General Information

About Cyprus

Geographical Location and Population
Cyprus, the third largest island in the Mediterranean after Sicily and Sardinia, is located in the Eastern Mediterranean at the crossroads of the trade routes of three continents. The strategic location of Cyprus has played a significant role in shaping its history, making the island a center for trade and international commerce. The island is filled with fascinating historical remnants and is surrounded by the crystal-clear waters of the Mediterranean.

The total area of the island is 9,251 square kilometers, with the Turkish Republic of Northern Cyprus (TRNC) covering 3,242 square kilometers. According to the 2011 census, the de jure population (residents) of the TRNC was 286,257 people. The State Planning Organization projected the population to be 372,486 in 2018.

The capital, Nicosia, is the largest city in the TRNC. Other significant coastal cities include Famagusta, Iskele, and Kyrenia.
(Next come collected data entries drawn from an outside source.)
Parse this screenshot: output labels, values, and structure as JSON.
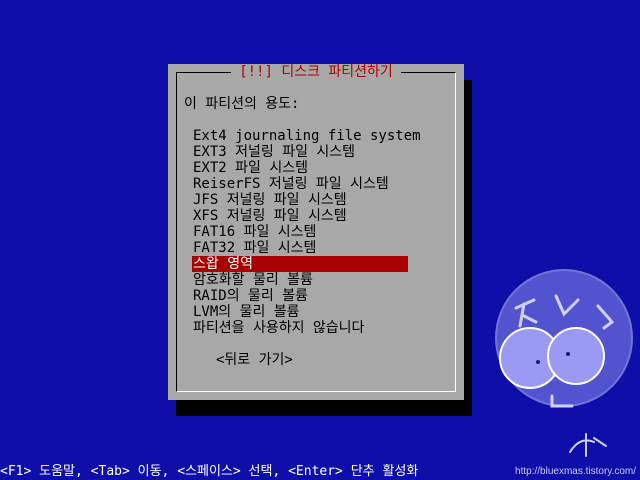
{
  "dialog": {
    "title": "[!!] 디스크 파티션하기",
    "question": "이 파티션의 용도:",
    "options": [
      "Ext4 journaling file system",
      "EXT3 저널링 파일 시스템",
      "EXT2 파일 시스템",
      "ReiserFS 저널링 파일 시스템",
      "JFS 저널링 파일 시스템",
      "XFS 저널링 파일 시스템",
      "FAT16 파일 시스템",
      "FAT32 파일 시스템",
      "스왑 영역",
      "암호화할 물리 볼륨",
      "RAID의 물리 볼륨",
      "LVM의 물리 볼륨",
      "파티션을 사용하지 않습니다"
    ],
    "selected_index": 8,
    "back_label": "<뒤로 가기>"
  },
  "help_bar": {
    "text": "<F1> 도움말, <Tab> 이동, <스페이스> 선택, <Enter> 단추 활성화"
  },
  "watermark": {
    "url": "http://bluexmas.tistory.com/"
  },
  "colors": {
    "background": "#0d0fa8",
    "dialog": "#a8a8a8",
    "title": "#b00000",
    "selected": "#a80000"
  }
}
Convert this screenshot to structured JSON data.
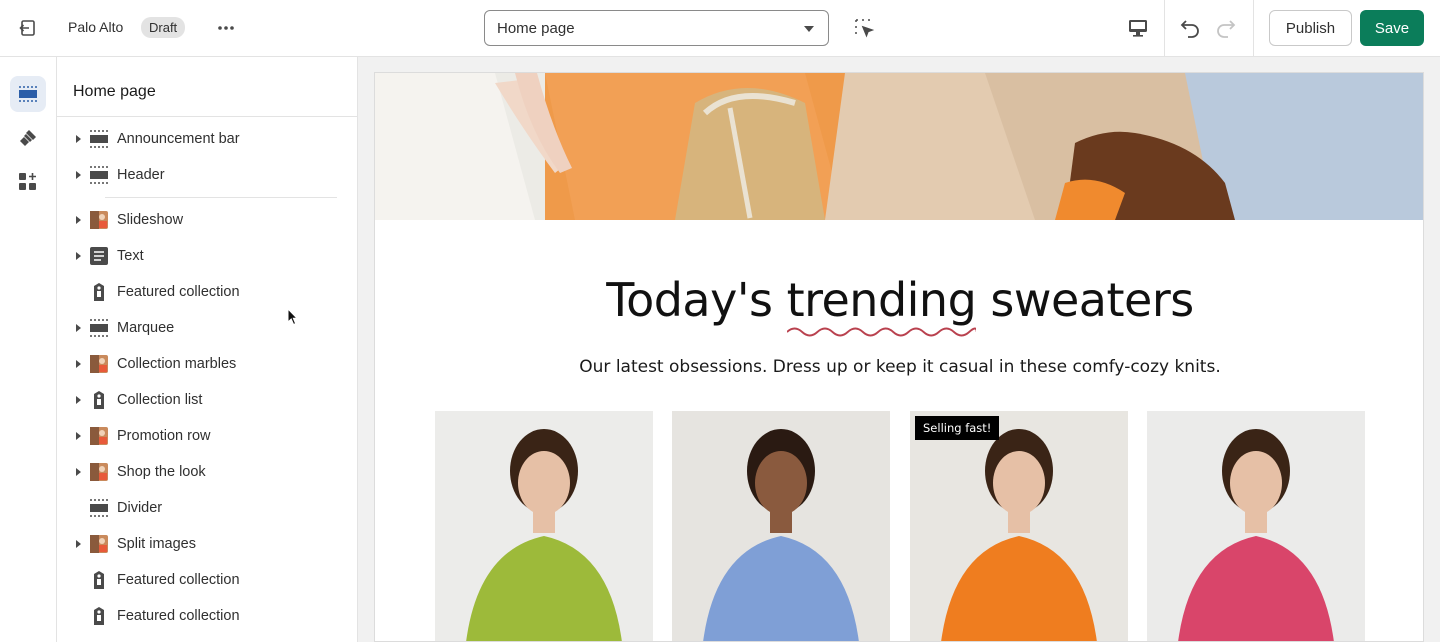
{
  "topbar": {
    "store_name": "Palo Alto",
    "status_badge": "Draft",
    "template_select": "Home page",
    "publish_label": "Publish",
    "save_label": "Save"
  },
  "rail": {
    "items": [
      "sections-icon",
      "theme-settings-icon",
      "apps-icon"
    ]
  },
  "sidebar": {
    "title": "Home page",
    "header_group": [
      {
        "label": "Announcement bar",
        "icon": "section-icon",
        "expandable": true
      },
      {
        "label": "Header",
        "icon": "section-icon",
        "expandable": true
      }
    ],
    "template_group": [
      {
        "label": "Slideshow",
        "icon": "image-thumb",
        "expandable": true
      },
      {
        "label": "Text",
        "icon": "text-icon",
        "expandable": true
      },
      {
        "label": "Featured collection",
        "icon": "tag-icon",
        "expandable": false
      },
      {
        "label": "Marquee",
        "icon": "section-icon",
        "expandable": true
      },
      {
        "label": "Collection marbles",
        "icon": "image-thumb",
        "expandable": true
      },
      {
        "label": "Collection list",
        "icon": "tag-icon",
        "expandable": true
      },
      {
        "label": "Promotion row",
        "icon": "image-thumb",
        "expandable": true
      },
      {
        "label": "Shop the look",
        "icon": "image-thumb",
        "expandable": true
      },
      {
        "label": "Divider",
        "icon": "section-icon",
        "expandable": false
      },
      {
        "label": "Split images",
        "icon": "image-thumb",
        "expandable": true
      },
      {
        "label": "Featured collection",
        "icon": "tag-icon",
        "expandable": false
      },
      {
        "label": "Featured collection",
        "icon": "tag-icon",
        "expandable": false
      }
    ]
  },
  "preview": {
    "headline_pre": "Today's ",
    "headline_em": "trending",
    "headline_post": " sweaters",
    "subheading": "Our latest obsessions. Dress up or keep it casual in these comfy-cozy knits.",
    "products": [
      {
        "color": "#9dba3a",
        "badge": ""
      },
      {
        "color": "#7f9fd6",
        "badge": ""
      },
      {
        "color": "#ef7d1f",
        "badge": "Selling fast!"
      },
      {
        "color": "#d9456a",
        "badge": ""
      }
    ]
  },
  "colors": {
    "accent_save": "#0b7d5a",
    "squiggle": "#b9414e"
  }
}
Güzelyurt and Lefke are renowned for their extensive citrus groves.

Climate
The Turkish Republic of Northern Cyprus has a typical Mediterranean climate, characterized by hot and dry summers and mild winters. The coldest period is in January, with most of the rainfall occurring between November and March. During the summer months, temperatures can exceed 40 degrees Celsius in the shade.

Language
The native language of Turkish Cypriots is Turkish. English is also widely spoken.

Time Zone
GMT +2

Communication
The international dialing code is +90.

Currency and Banking System
The official currency of the TRNC is Turkish Lira (TL). Individuals and entities are free to hold foreign currency, save in foreign currency, use it as a medium of exchange, and express amounts in contracts and payment orders in foreign currency.

The official exchange rates for transactions are determined daily by the Central Bank and announced on its website and in the Official Gazette. Banks, currency exchange offices, and Central Bank are free to set their own buying and selling rates for foreign currency for their transactions.

TRNC has a developed banking system. In addition to the Central Bank and the Development Bank, there are both commercial banks and International Banking Unit (IBU) providing services.